The main project commissioned in Aba that day was the famous “ukwu mango” road. It is the main access road into the Ariaria International Market which had, for over twenty years, been blocked with refuse and perennial flooding. The road has not only been done but also the factors that lead to the flooding have been removed with underground drainage and a bridge. The governor told his audience that Ariaria traders were so happy with the reopening of access to the market that they have volunteered to join hands with the government to finance the construction of inner roads in the market. This is a great breakthrough in a city renowned for their refusal to pay any form of tax. Their refusal to pay is somewhat understandable because they suffered decades of poor government response to their basic needs. This proves one point: deliver the goods and people will pay their taxes.
Between hosannah and crucify him
Another major project that will change the face of Aba is the desilting of the Big Gutter. It is a massive drainage constructed by the colonial founders of the city to evacuate floodwater to the Aba River. But over the years due to bad governance, traders filled the gutter with lorryloads of sand and built market stalls on them! Any time it rained heavily the flood, not having anywhere to go, simply overtook the city. The government has demolished all the illegal structures erected over the Big Gutter and is desilting it. All the open spaces overtaken by illegal squatters and market stalls are being brought down. There is simply no other way the city can be developed without these shanties being removed. If the governor can quickly press ahead with reconstruction after these demolitions, providing alternatives for the traders to relocate to, it is still possible for those crying “crucify him” to to shift to “Hosannah”. That’s simple human psychology.

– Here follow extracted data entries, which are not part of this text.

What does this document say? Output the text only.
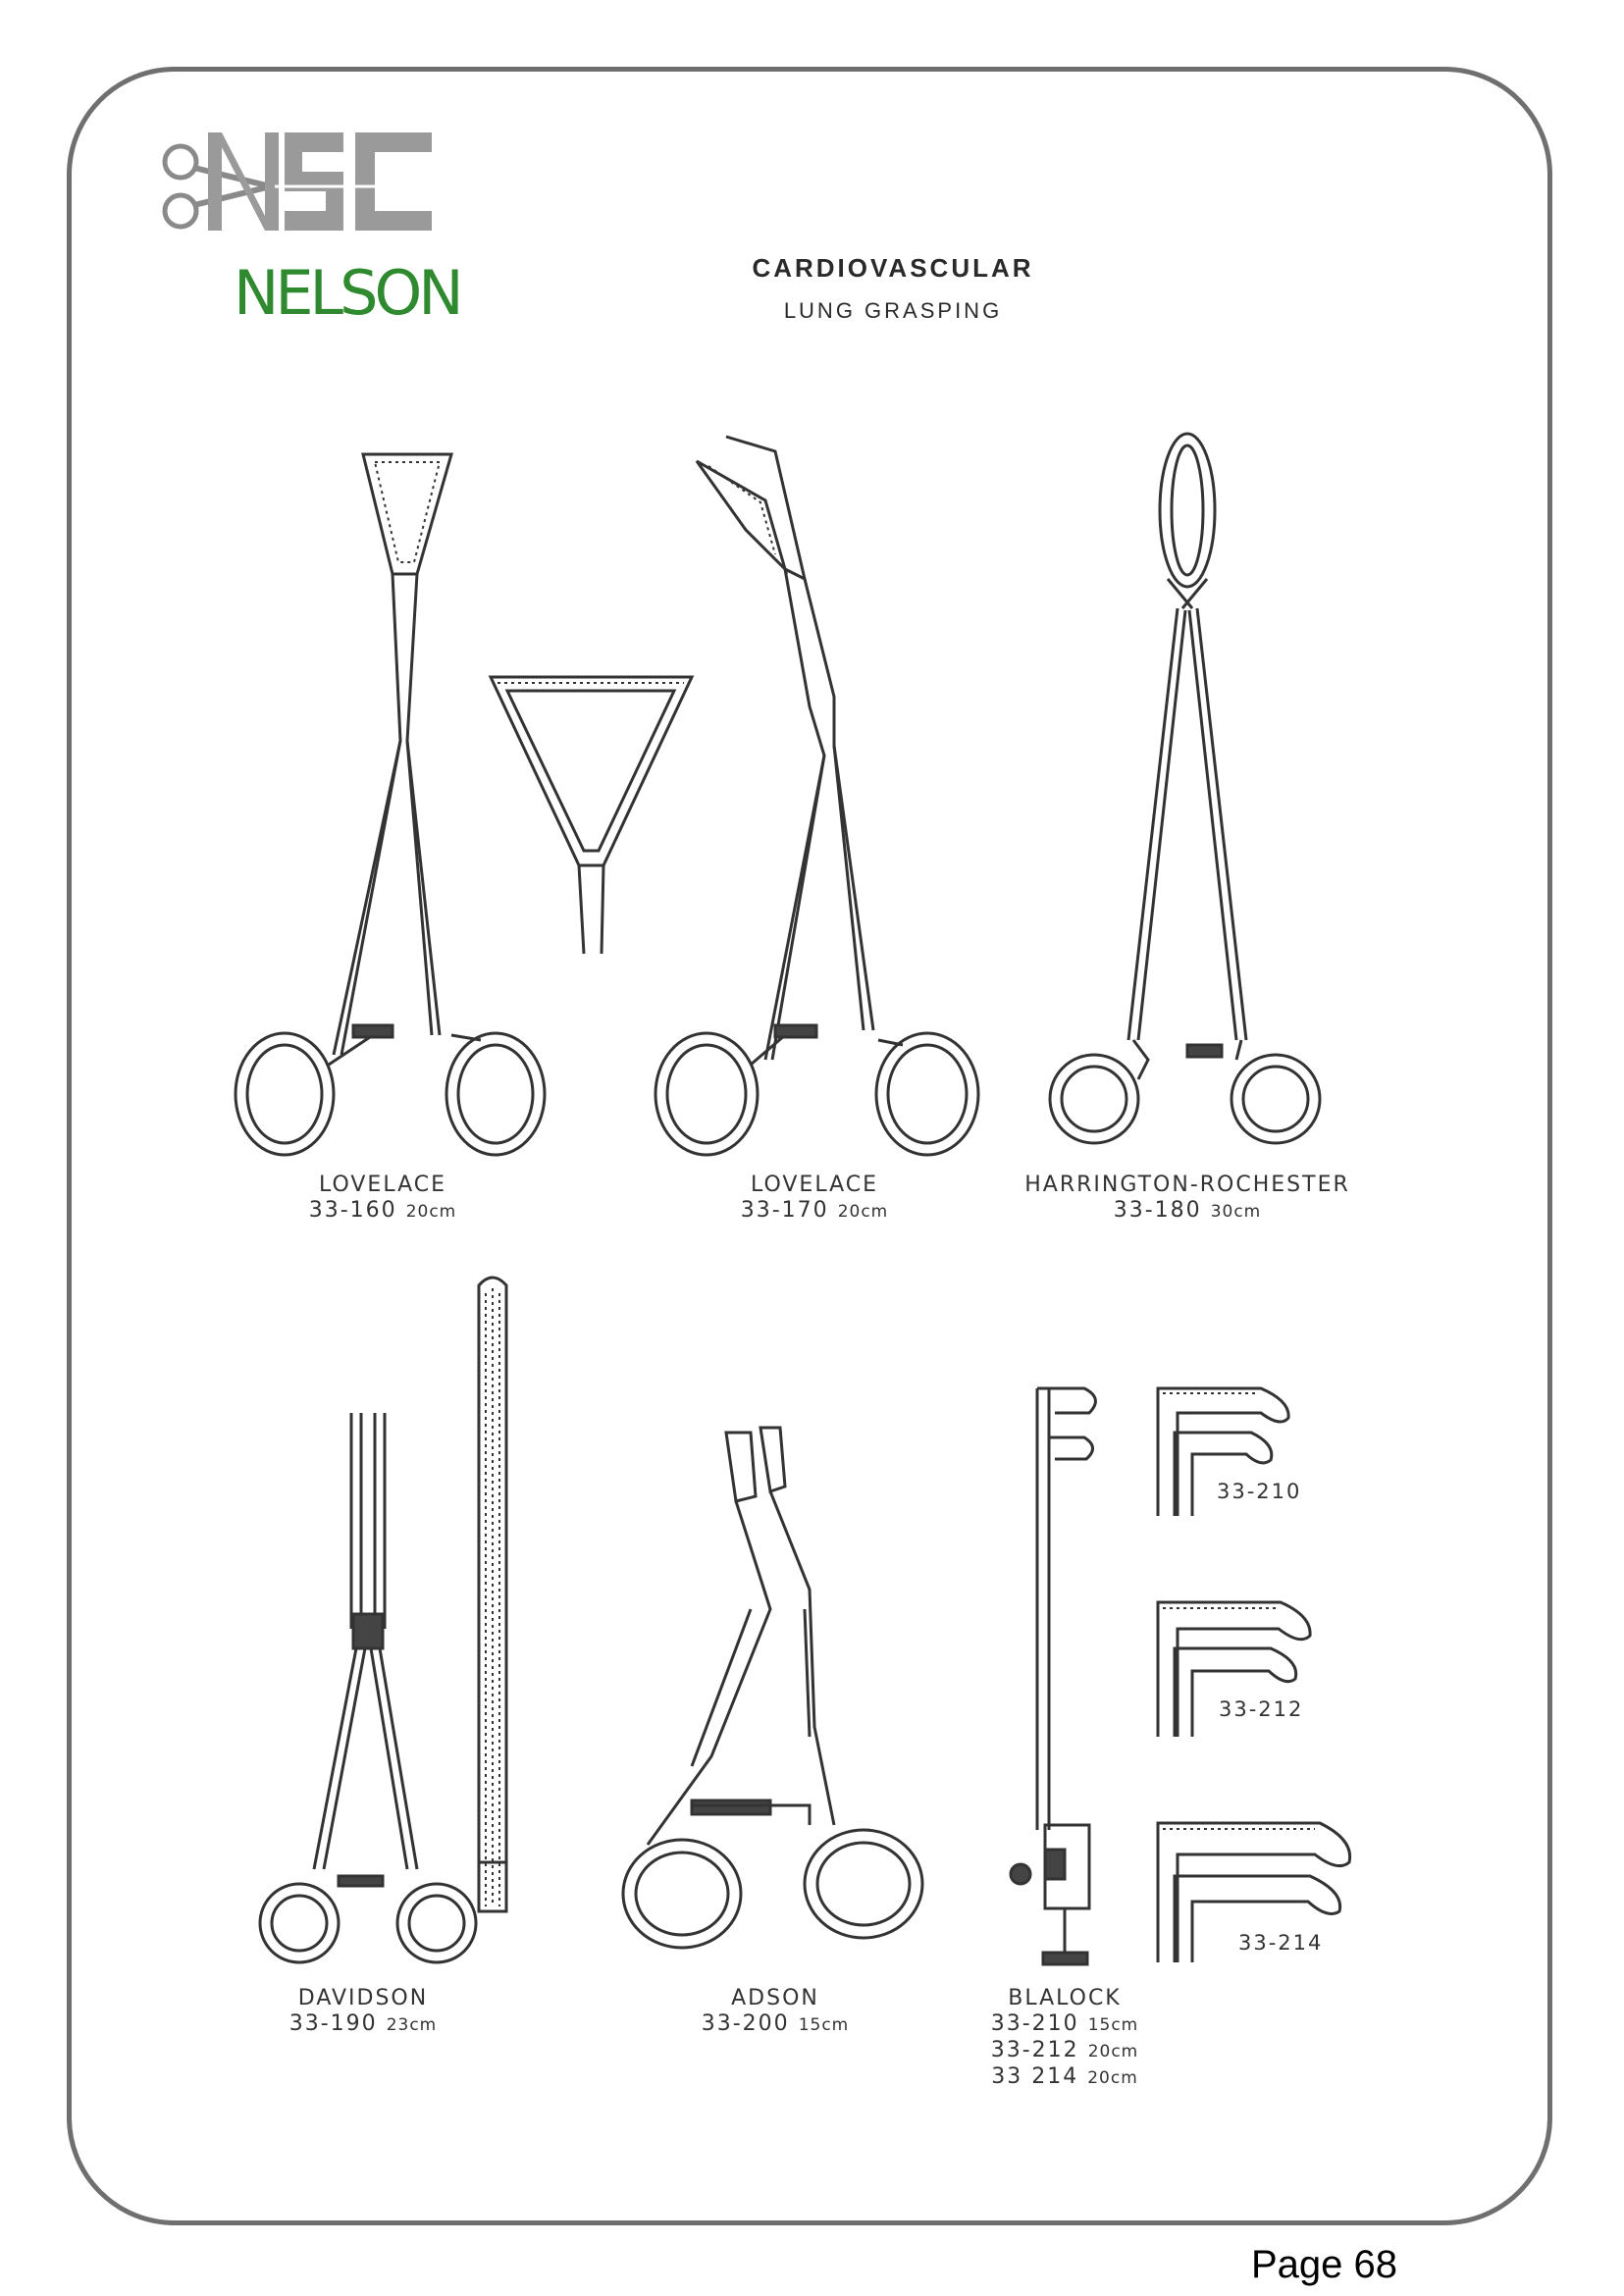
NELSON	CARDIOVASCULAR
LUNG GRASPING
33-210
33-212
33-214
LOVELACE
33-160 20cm
LOVELACE
33-170 20cm
HARRINGTON-ROCHESTER
33-180 30cm
DAVIDSON
33-190 23cm
ADSON
33-200 15cm
BLALOCK
33-210 15cm
33-212 20cm
33 214 20cm
Page 68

While in Aba, the governor also commissioned an overhead pedestrian crossing at the Abia Poly, Aba and the reconstructed Danfodio Road. The following day he also commissioned a couple of rural roads around Umuahia. The state capital is gradually being upgraded into a proper modern capital. For the first time since the state was created, a proper state secretariat is nearing completion while the foundation for the permanent Government House has been laid. The international conference centre and a new urban market are also in progress.
The effort is there, but the road to travel is a very long one before the governor can shout “uhuru”. How Governor TA Orji ends in the next three years will have great implications as to whether the People’s Democratic Party (PDP) or any offshoot of the current administration will continue to enjoy the confidence of the people of the state come 2015. The kind of reception that Governor Anayo Rochas Okorocha got when he accompanied Ojukwu’s body to Aba was food for thought.